Gender

Stir Over St Stephen’s Sexual Harassment Case Reaches Flashpoint

Protestors demand the resignation of St Stephen's College principal on Monday. Photo: Taru Bhatia

Protestors demand the resignation of St Stephen’s College principal on Monday. Photo: Taru Bhatia

New Delhi: With St Stephen’s College engulfed in a raging controversy over the sexual harassment of a research student who has also accused it of efforts to hush up the incident, women’s groups have stepped up their campaign for the resignation of the renowned educational institution’s head.

Even as close to a dozen womens’ rights and student groups came together Monday to seek the intervention of the government, Valson Thampu, who is principal of the college, blamed “vested interests” for targetting him.

The victim has accused Thampu of pressuring her to withdraw a complaint filed last month against a bursar for sexually harassing her inside the college’s chemistry laboratory almost two years ago. On his part, Thampu has said he would resign if the charge against him were proven. This, after organisations including All India Democratic Women’s Association and All India Progressive Women’s Association (AIPWA), held a spirited demonstration and listed their set of demands at the office of the Vice Chancellor of Delhi University to which St Stephen’s is affiliated.

The protestors will now submit a memorandum to the National Commission of Women and the Ministry of Human Resource Development.

They want the release of the 22-year-old complainant’s monthly stipend allegedly suspended by the accused – who also handles the college’s financial accounts – after she filed a complaint with the college’s internal committee on June 18. They also want her to be allowed to submit her doctoral thesis, to a new supervisor, without further delay, and an external committee to probe the principal’s role and “institutional failure” in addressing sexual harassment cases.

Another demand is the reintroduction of an earlier DU ordinance, scrapped last year, which had decreed an academic and work environment free of sexual harassment for the university’s students, academics and non-teaching staff.

Among those who signed the memorandum are the Commission on the Status of Women, Joint Women’s Programme, Democratic Teachers Front, Krantikari Yuga Sanghatan, All India Student’s Association and Student’s Federation of India.
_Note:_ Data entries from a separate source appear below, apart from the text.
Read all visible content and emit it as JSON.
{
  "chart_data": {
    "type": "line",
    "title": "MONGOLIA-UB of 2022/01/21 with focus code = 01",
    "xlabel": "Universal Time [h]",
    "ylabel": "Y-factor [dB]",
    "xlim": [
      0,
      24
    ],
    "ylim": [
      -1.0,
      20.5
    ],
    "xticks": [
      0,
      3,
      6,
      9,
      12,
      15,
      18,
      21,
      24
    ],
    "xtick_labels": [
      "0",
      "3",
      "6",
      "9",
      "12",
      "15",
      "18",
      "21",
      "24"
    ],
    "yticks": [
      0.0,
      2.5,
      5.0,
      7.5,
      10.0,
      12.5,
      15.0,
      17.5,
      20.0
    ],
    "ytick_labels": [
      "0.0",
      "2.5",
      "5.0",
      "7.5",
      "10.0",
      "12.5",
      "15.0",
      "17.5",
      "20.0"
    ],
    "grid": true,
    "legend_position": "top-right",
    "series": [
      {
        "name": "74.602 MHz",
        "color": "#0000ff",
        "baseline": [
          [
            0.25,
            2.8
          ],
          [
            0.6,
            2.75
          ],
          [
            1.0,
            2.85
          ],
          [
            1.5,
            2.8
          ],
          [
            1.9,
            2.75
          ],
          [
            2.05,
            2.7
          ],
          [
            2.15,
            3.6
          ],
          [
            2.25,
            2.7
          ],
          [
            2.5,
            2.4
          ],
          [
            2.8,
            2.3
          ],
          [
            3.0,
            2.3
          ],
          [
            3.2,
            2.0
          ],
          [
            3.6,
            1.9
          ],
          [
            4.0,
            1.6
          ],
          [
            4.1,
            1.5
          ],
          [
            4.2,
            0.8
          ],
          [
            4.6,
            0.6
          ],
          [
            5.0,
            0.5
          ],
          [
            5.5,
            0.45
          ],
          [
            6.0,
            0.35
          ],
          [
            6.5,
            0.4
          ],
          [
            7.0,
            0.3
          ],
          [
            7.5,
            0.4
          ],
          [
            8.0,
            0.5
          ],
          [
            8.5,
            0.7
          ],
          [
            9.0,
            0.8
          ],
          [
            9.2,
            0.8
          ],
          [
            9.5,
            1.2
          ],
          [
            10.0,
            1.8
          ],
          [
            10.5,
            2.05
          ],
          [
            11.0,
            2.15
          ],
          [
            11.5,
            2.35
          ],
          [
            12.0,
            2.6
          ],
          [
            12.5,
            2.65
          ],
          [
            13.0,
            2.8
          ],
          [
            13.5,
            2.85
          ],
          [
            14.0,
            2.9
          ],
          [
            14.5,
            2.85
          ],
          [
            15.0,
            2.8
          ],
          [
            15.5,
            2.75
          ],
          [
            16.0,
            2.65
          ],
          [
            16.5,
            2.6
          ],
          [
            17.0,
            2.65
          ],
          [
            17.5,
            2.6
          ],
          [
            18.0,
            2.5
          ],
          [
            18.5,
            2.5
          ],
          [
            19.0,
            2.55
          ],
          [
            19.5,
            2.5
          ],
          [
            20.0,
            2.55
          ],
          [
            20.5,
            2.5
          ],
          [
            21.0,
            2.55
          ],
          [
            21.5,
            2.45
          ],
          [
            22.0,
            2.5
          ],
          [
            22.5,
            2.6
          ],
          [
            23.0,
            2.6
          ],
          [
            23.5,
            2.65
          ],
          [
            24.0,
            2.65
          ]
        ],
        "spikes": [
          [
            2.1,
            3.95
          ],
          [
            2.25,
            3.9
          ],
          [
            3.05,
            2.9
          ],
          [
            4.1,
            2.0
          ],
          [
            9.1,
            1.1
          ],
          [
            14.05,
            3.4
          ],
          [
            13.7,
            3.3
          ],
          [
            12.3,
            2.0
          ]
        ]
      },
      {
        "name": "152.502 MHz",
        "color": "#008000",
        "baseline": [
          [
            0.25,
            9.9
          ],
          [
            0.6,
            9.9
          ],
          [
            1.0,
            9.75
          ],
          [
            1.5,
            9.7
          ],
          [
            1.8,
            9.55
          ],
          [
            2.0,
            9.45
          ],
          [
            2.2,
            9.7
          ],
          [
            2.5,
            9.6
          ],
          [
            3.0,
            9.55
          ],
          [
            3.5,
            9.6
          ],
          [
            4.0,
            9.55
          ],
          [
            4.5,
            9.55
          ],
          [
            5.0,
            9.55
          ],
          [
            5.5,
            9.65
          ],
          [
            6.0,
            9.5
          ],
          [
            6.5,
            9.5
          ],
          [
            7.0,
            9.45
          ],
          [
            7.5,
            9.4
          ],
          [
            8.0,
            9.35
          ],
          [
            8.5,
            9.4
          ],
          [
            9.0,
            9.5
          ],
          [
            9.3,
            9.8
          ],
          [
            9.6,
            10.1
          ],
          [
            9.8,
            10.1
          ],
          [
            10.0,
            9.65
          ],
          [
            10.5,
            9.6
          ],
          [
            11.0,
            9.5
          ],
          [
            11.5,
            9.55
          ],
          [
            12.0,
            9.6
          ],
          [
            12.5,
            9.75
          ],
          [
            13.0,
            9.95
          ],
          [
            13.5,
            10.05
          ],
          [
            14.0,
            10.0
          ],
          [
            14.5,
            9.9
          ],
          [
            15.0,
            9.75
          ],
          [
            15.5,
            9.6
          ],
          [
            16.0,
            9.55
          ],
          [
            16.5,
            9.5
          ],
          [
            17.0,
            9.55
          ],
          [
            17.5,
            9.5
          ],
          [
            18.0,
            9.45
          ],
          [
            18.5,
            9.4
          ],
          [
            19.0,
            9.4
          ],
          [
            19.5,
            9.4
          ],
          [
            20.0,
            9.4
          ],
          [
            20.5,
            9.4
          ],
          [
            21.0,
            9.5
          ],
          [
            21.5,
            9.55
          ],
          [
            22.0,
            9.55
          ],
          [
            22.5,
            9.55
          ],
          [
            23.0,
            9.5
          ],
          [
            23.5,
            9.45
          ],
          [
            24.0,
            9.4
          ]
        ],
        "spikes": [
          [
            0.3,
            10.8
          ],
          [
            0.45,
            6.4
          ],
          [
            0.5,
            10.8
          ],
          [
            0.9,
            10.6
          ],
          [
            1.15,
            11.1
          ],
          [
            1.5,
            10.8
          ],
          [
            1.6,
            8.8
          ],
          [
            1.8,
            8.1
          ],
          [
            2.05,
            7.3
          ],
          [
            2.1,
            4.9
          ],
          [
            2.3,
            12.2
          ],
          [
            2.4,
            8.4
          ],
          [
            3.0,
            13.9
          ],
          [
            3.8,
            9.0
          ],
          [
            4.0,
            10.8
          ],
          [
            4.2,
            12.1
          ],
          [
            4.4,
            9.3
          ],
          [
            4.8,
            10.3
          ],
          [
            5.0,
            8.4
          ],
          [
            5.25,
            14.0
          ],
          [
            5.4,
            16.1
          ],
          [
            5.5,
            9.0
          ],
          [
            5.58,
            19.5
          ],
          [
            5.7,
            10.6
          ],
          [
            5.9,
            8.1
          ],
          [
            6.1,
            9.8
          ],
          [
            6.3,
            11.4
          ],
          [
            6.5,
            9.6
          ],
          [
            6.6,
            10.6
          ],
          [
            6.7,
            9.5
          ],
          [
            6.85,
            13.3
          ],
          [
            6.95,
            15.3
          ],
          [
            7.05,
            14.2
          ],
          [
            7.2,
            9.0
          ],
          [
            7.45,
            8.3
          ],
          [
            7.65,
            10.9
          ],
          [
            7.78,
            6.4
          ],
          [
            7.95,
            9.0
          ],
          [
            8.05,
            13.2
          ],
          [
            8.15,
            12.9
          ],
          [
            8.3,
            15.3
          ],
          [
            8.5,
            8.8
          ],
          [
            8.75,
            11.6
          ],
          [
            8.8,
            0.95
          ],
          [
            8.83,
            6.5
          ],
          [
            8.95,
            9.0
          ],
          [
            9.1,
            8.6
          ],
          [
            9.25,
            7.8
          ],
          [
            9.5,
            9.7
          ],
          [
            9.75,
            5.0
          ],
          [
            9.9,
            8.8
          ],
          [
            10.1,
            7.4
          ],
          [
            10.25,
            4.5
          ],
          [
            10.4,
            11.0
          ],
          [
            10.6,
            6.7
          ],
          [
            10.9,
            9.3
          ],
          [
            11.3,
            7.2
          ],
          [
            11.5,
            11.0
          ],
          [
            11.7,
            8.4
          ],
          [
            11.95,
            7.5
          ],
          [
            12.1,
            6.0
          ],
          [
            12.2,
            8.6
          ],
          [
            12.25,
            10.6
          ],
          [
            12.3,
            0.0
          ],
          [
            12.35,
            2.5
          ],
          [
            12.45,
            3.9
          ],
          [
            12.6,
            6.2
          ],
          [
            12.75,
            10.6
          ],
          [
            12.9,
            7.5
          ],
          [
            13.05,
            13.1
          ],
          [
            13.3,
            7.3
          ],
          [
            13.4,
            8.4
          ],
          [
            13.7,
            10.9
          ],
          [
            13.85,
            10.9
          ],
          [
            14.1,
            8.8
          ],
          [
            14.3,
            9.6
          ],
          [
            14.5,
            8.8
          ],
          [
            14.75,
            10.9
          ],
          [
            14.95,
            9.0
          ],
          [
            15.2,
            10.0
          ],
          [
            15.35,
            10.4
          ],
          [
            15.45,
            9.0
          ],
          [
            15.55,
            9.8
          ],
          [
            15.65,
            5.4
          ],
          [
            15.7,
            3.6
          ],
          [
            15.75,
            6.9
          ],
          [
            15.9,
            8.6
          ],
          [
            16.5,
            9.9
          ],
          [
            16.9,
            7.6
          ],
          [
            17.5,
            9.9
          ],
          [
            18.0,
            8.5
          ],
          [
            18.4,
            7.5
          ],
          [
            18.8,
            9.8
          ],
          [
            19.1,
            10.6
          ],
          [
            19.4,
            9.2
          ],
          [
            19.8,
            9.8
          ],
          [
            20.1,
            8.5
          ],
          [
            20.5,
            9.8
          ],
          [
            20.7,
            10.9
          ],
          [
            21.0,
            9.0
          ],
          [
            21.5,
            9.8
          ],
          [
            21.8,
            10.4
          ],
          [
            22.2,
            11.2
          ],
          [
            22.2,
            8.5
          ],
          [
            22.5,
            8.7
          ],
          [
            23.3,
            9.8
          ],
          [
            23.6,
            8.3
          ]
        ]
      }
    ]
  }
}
AIPWA accused Thampu of siding with the accused rather than with the woman who suffered sexual harassment. “He even tried to intimidate the complainant. It is a criminal offence,” the association’s president, Kavitha Krishnan, alleged. “This shows the institutional rot in the administration of DU. We have to remove it. For that, it is important the victim in this case got justice.”

“A case should be filed against Thampu so that no one can take advantage of his high authority just to save the institution’s reputation,” added Krishnan, who is also the editor of Liberation magazine published by the Communist Party of India (Marxist-Leninist).

As for the Internal College Committee, the memorandum said its members should be elected democratically instead of being nominated by the principal. “This alone can effectively address cases of sexual harassment,” one of the activists said.

The speakers at the protest pointed out that the research student’s had requested the DU vice-chancellor to change the supervisor of the chemistry lab.

“We will request the VC to immediately implement the request of the complainant,” said DU Executive Council member Abha Dev Habib.

Thampu, who has been St Stephen’s principal since 2008, termed the protests as “extra-judicial pressure” by various organisations being brought in to “disturb the peace in campus”, while he had “absolute trust” in the Delhi police.

On Sunday, he sought a CBI probe into the matter, claiming “the victim is being used against me” and a forensic investigation of the “purported recordings will clear the air”. PTI quoted Thampu as saying: “I feel sorry for the victim. She is being misled and is being used against me by certain elements in the college only. She has admitted herself to the media that she released the audio recordings as advised by a ‘teacher’.”

Monday’s demonstrations saw some of the speakers revealing similar stories of harassment in DU in the recent past.

An ad-hoc Hindi professor at Mata Sundri College for Women shared the ordeal she underwent when she accused three of her teachers of harassment back in 2008.

“I filed sexual, mental and educational harassment cases against three teachers of the Hindi department. Two went scot-free, while the third was punished six months later through compulsory retirement,” the teacher said. “The man, however, received all the post-retirement benefits.”

On the other hand, the complaint affected Meenakshi’s career. “I went through various interviews in colleges for a permanent job. But the panel would invariably have one of the accused; that affected my job prospects,” she said.

Meenakshi filed a complaint against this, following which the court ordered that no teacher accused of sexual harassment should sit in the panel of an interview at an institution under DU. “Atma Ram Sanatan Dharma College conducted that interview between May 31 and June 3. The result has yet to come,” she added.